Most individuals have brown to black dorsal surfaces and white venters without distinct borders between the dark and light areas. N. occidentalis liberiensis sometimes has brown dots on the venter, while N. occidentalis occidentalis has a uniform venter. The dorsum may be uniform or may show an irregular mixture of lighter and darker browns. The snout and eyelids are lighter in color. Legs are light brown with irregularly bordered dark stripes or dots (Sandberger et al. 2010).

Juveniles have a brighter, golden-brownish dorsum that may have blackish spots or figures. Juveniles also have a black lateral line, bordered by white, that runs from the tip of the snout through the eye and on into the groin area. In juveniles, legs are yellow to brown with white stripes. As the toads mature, the dorsum and legs become darker and the contrast between colors fades (Sandberger et al. 2010).

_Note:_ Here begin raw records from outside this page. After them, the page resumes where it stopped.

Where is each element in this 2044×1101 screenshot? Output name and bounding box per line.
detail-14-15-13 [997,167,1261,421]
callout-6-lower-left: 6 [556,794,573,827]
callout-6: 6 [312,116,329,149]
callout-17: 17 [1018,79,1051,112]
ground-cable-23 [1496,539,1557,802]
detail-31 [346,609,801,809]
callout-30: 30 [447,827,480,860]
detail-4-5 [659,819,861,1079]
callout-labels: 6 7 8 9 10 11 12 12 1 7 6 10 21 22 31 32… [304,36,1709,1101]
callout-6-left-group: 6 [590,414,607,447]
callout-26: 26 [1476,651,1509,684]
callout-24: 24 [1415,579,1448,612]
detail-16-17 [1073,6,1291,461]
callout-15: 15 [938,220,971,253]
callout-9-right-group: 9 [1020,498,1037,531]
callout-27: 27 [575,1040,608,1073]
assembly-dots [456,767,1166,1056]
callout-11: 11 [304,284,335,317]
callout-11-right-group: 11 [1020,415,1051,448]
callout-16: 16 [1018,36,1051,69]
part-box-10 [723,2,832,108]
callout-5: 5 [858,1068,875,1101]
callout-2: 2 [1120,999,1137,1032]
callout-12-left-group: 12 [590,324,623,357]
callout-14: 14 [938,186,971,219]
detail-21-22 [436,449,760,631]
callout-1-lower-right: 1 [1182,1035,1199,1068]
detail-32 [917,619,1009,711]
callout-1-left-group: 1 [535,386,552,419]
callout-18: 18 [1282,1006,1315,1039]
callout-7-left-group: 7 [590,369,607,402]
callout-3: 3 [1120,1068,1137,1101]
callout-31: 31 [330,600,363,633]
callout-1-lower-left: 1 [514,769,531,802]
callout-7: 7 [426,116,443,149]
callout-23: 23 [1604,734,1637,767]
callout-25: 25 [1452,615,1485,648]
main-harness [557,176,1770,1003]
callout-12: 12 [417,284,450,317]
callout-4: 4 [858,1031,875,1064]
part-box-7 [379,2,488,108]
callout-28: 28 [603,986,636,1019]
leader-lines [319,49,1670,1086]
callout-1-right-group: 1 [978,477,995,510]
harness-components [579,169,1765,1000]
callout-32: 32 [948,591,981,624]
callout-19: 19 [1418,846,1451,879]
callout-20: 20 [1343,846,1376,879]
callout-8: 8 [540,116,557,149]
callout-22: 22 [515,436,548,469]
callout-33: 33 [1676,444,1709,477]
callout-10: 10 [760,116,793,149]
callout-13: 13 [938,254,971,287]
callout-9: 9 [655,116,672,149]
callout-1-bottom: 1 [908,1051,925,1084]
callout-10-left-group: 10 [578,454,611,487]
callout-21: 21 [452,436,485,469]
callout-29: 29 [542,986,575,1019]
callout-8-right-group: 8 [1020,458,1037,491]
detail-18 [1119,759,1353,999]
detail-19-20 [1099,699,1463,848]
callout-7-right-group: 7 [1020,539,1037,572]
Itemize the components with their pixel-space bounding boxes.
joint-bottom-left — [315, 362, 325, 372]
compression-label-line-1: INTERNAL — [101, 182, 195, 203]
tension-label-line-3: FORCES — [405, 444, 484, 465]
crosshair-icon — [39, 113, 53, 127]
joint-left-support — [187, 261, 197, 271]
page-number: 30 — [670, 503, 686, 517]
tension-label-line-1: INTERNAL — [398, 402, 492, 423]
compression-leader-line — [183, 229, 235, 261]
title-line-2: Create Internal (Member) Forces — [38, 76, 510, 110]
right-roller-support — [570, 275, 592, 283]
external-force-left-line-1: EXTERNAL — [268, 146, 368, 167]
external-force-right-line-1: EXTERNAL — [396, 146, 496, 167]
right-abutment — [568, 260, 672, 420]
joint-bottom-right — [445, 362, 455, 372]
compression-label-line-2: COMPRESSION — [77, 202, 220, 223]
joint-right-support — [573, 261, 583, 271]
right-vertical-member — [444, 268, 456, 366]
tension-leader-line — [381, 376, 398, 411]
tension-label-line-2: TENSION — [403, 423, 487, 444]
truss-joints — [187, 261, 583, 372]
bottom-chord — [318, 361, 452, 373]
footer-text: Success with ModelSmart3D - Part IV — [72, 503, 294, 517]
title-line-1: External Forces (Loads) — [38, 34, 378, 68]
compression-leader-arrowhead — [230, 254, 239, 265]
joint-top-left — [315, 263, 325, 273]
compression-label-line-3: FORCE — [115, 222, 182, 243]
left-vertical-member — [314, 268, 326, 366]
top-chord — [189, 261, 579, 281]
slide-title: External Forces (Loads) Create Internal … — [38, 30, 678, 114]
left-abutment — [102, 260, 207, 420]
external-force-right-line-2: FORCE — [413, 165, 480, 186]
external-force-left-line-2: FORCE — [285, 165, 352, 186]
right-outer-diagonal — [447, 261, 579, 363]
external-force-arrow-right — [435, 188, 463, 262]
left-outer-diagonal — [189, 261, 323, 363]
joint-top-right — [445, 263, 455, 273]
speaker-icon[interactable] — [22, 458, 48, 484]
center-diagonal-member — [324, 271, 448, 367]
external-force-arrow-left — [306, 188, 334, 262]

Species authority: Angel (1943).

Nimbaphrynoides liberiensis, originally described by Xavier (1978), is now considered a subspecies of N. occidentalis (Sandberger et al. 2010). Size and color differences were noted between the two subspecies but genetically and acoustically the subspecies cannot be distinguished (Sandberger et al. 2010). The greatest genetic differences between the two taxa, found in the cyt b gene, were about 2% (Sandberger et al. 2010). Captive breeding experiments showed that N. occidentalis liberiensis males and females had an 80% successful live birth rate, while heterogeneous pairings of N. occidentalis liberiensis males and N. occidentalis occidentalis females were not viable (only 1 of 16 pairings produced a pregnant female, and those offspring were born dead) (Xavier 1978); the reverse combination of Liberian females and Guinean males was apparently not attempted (Sandberger et al. 2010).